Тузик, роднуля! Наши дела развели, видимо, для того, чтобы снять твои показания, доказывающие мою полную невиновность. Как быть?
Меня явно хотят посадить на три года. Поэтому: не отступай от своих показаний, которые ты дала в декабре, особенно на суде. Я требую сейчас очной ставки с тобой и буду требовать твоих показаний на суде (у меня). Только твердость и последовательность твоих показаний могут спасти меня.
На вопрос, откуда я знаю о твоих показаниях, я буду отвечать: через баланду. Попросил баландеров передать тебе привет, а ты в ответ сообщила мне о своих показаниях. Было это где-то в январе.
На всякий случай, если тебе не дадут говорить в мою защиту, то мне нужно иметь на руках записку от тебя. Напиши ее в виде письма ко мне и сообщи, как и почему ты спрятала на стеллаже между окнами завернутую в фольгу анашу (4-я полка снизу) и когда ты надевала мою дубленку.
Помни, после [моего] суда эти твои показания уже не будут иметь значения. На это, видимо, у них и расчет.
Итак, мне нужно от тебя письмецо ко мне – твое признание – как документ, как свидетельство.

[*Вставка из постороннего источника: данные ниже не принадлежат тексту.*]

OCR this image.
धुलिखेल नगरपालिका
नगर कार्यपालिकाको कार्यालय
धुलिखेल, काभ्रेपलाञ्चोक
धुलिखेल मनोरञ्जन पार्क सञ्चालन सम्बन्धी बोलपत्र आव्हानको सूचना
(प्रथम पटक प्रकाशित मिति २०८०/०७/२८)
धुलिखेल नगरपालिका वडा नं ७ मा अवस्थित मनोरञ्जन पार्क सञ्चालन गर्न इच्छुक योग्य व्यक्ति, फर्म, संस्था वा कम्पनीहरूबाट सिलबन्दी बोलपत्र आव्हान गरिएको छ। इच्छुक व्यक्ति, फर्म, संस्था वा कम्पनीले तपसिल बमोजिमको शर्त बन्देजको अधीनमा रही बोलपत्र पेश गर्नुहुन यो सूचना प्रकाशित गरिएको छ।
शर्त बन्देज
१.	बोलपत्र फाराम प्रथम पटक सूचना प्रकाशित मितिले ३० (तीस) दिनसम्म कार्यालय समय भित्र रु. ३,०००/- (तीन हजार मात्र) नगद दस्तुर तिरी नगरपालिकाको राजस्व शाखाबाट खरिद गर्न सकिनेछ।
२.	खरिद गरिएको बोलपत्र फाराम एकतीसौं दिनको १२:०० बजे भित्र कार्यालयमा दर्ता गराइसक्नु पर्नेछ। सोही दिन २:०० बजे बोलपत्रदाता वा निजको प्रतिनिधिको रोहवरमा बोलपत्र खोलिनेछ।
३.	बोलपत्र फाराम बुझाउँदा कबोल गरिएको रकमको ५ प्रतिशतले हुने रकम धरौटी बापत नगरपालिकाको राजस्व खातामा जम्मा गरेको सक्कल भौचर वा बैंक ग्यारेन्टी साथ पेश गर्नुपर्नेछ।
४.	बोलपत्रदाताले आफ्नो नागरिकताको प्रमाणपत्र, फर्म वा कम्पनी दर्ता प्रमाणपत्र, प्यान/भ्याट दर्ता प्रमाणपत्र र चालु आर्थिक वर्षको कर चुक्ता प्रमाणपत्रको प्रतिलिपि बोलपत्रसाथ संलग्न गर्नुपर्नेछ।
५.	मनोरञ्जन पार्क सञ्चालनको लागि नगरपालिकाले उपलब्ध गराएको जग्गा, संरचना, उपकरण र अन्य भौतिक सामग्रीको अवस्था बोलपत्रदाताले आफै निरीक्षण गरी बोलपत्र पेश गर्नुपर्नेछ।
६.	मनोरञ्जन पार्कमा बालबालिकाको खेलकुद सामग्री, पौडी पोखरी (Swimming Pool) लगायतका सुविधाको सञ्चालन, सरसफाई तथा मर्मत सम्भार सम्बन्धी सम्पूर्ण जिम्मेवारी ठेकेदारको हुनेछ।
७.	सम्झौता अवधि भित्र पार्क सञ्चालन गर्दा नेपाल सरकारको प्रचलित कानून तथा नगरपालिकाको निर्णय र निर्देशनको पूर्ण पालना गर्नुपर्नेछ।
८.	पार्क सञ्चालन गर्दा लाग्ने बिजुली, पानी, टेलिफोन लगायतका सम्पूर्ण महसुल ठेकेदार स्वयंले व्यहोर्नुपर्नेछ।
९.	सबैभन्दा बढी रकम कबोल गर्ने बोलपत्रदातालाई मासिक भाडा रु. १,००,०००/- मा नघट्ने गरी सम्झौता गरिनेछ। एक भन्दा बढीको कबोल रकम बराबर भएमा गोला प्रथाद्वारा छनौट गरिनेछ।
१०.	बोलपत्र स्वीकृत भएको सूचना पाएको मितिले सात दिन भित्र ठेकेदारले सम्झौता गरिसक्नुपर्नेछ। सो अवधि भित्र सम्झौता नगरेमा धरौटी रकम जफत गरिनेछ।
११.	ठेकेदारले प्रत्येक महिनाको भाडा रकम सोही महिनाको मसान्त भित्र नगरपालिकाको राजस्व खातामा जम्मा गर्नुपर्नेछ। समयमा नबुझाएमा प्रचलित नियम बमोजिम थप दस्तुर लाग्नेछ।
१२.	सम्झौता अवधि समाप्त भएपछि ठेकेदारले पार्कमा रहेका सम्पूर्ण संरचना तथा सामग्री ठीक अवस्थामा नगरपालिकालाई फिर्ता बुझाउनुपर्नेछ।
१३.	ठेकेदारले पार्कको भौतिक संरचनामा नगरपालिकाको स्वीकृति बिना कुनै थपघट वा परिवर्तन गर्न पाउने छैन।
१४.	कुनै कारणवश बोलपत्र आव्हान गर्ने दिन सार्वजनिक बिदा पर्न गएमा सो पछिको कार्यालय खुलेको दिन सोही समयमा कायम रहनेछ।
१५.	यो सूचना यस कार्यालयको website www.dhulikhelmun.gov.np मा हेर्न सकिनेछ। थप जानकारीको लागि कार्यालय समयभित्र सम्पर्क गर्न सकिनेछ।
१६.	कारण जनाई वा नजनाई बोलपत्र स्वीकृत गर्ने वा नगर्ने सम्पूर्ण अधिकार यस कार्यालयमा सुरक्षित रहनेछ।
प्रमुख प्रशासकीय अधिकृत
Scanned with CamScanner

Мой бесконечно родной, мой добрый и несчастный Тузик. Я ежедневно и еженощно думаю о тебе. Сколько бы лет мы ни получили, где бы мы ни были – я всегда с тобой. Если освобожусь, сразу же найду тебя. Держись, роднуля. У меня все в порядке: здоров и бодр.
Ко дню рождения твоему (прошедшему) – эти мелочи.
Очень жду ответа.
(Напиши, где тебя задержали: на улице, во дворе или парадной; показала ли ты, что шла в квартиру 51?)
Понимал ли Константин, что любая записка в тюремных условиях – операция рискованная? Понимал ли он, что такой сокамерник, как Фима Розенберг, – не лучший сообщник в столь тонком деле? Понимал ли, что его записка, как и любая «малява», легко может стать добычей оперчасти?
Да, он все это понимал, но не видел других вариантов, и отсутствие альтернатив придавало ему смелости в осуществлении задуманного. Но он явно недооценивал возможных последствий в случае неудачи. Содержание записки казалось ему безобидным: он не видел в ней ничего такого, что может навредить ему, тем более Светлане – ведь суд над ней уже состоялся. К тому же просит он всего-навсего подтвердить ее собственные показания, данные ею на суде и отраженные в материалах ее дела, а также просит не менять их в будущем. Пояснения насчет фольги и дубленки – это как бы напоминания, но важные, поскольку для него оставался нерешенным вопрос, признала ли она оба эпизода из его обвинения или только один (отсюда и слова про дубленку).
Что мы можем сказать сейчас об этом замысле подследственного? Конечно, Азадовский был дезинформирован (то есть еще хуже – он был начисто лишен любой информации, кроме неясных намеков от Хейфеца и скудных сведений от сокамерника) и, кроме того, деморализован. Он пытался действовать и – совершил ошибку. Не потому даже, что отправил записку, содержание которой без труда можно истолковать не в его пользу. А потому, что сел за карточный стол с чертом, да еще возомнил, что сумеет его переиграть. Проще говоря, переоценил свои силы. Позднее, поняв, сколь наивен был этот поступок и сколь опрометчив в той сложившейся критической ситуации, он всегда вспоминал об этом эпизоде с горечью и досадой.